Roskomnadzor oskarża o złamanie ciszy wyborczej w Rosji

W ostatnią niedzielę (8 września) w Rosji miały miejsce wybory regionalne i lokalne (m.in. wybory 19 szefów regionów Federacji Rosyjskiej, wybory do 13 regionalnych parlamentów, a także wybory do Moskiewskiej Dumy Miejskiej). Już wcześniej władze Rosji zapowiedziały, że będą intensywnie monitorować, czy nie dochodzi do złamania ciszy wyborczej. Roskomnadzor już 6 września ostrzegał Facebooka i Google’a, przypominając, że publikowanie w czasie ciszy wyborczej reklam politycznych na ich platformach jest niezgodne z obowiązującym w Rosji prawem.
Facebook i Google

Roskomanadzor twierdzi, że Facebook i Google dopuściły do złamania ciszy wyborczej.

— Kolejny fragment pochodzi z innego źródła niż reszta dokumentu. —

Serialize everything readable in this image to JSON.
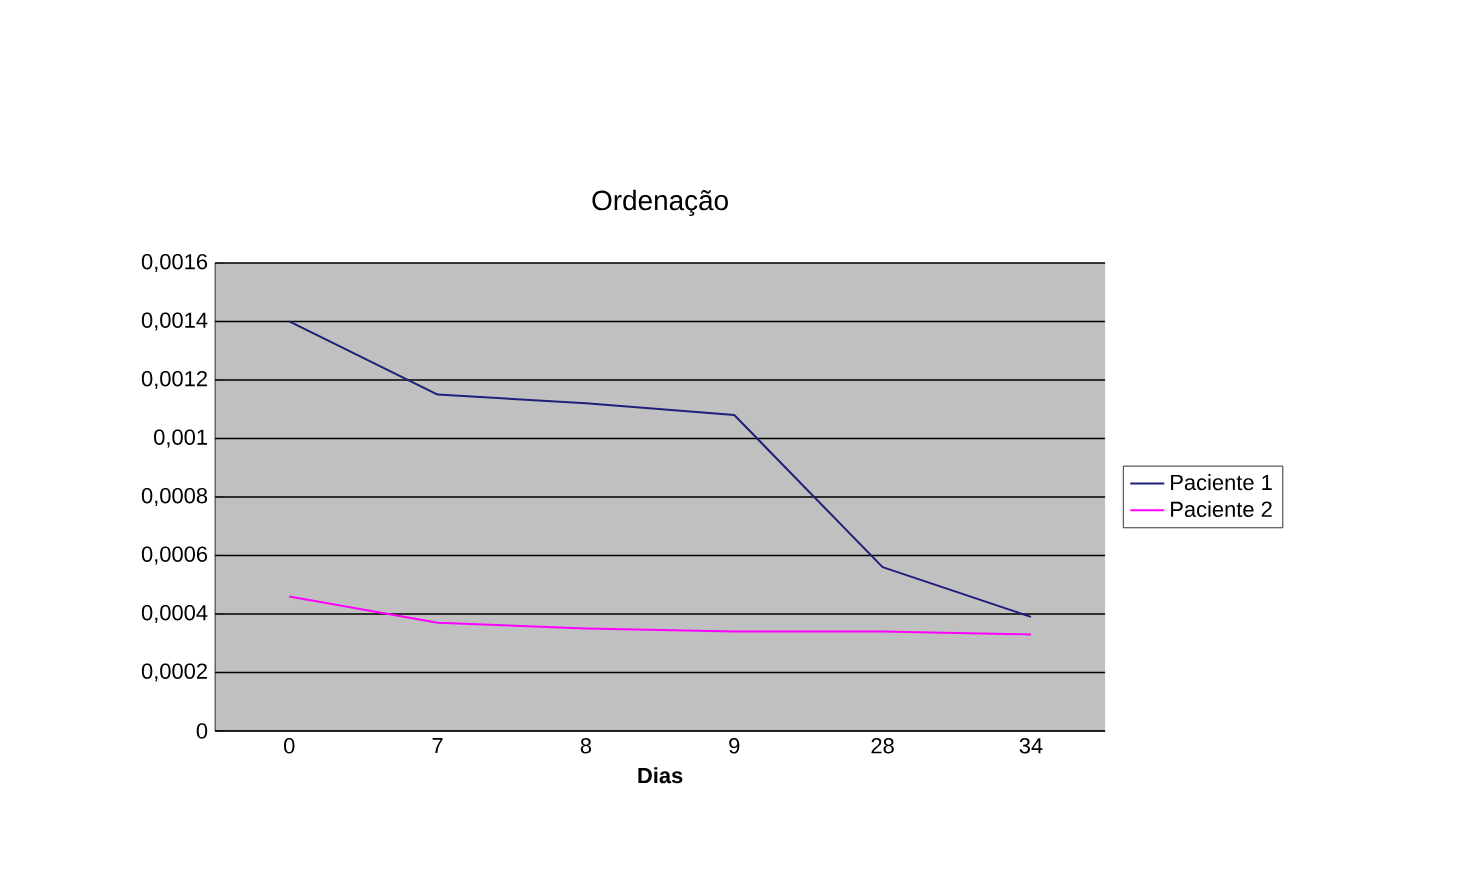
{
  "chart_data": {
    "type": "line",
    "title": "Ordenação",
    "xlabel": "Dias",
    "categories": [
      "0",
      "7",
      "8",
      "9",
      "28",
      "34"
    ],
    "series": [
      {
        "name": "Paciente 1",
        "color": "#1f1f7a",
        "values": [
          0.0014,
          0.00115,
          0.00112,
          0.00108,
          0.00056,
          0.00039
        ]
      },
      {
        "name": "Paciente 2",
        "color": "#ff00ff",
        "values": [
          0.00046,
          0.00037,
          0.00035,
          0.00034,
          0.00034,
          0.00033
        ]
      }
    ],
    "ylim": [
      0,
      0.0016
    ],
    "yticks": [
      0,
      {
        "value": 0.0002,
        "label": "0,0002"
      },
      {
        "value": 0.0004,
        "label": "0,0004"
      },
      {
        "value": 0.0006,
        "label": "0,0006"
      },
      {
        "value": 0.0008,
        "label": "0,0008"
      },
      {
        "value": 0.001,
        "label": "0,001"
      },
      {
        "value": 0.0012,
        "label": "0,0012"
      },
      {
        "value": 0.0014,
        "label": "0,0014"
      },
      {
        "value": 0.0016,
        "label": "0,0016"
      }
    ],
    "grid": "y",
    "legend": "right",
    "marker": "none",
    "line_style": "solid"
  }
}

W dzień wyborów rzecznik Roskomnadzoru Wadim Ampiełonski zarzucił obu serwisom, że regularnie występuje sytuacja, w której automatyczne narzędzia reklamowe Facebooka i Google’a są wykorzystywane w celu rozpowszechniania reklamy politycznej i dzieje się tak mimo ciszy wyborczej.

W odpowiedzi na zarzuty Facebook odpowiedzial, że za stosowanie się do lokalnych przepisów odpowiadają miejscowi reklamodawcy. W podobnym tonie zareagowało Google: popieramy odpowiedzialną polityczną reklamę i oczekujemy jej zgodności z miejscowymi regulacjami, w tym z prawem wyborczym i prawem głosu oraz obowiązkową + ciszą wyborczą + na terytorium, na które jest skierowana dana reklama.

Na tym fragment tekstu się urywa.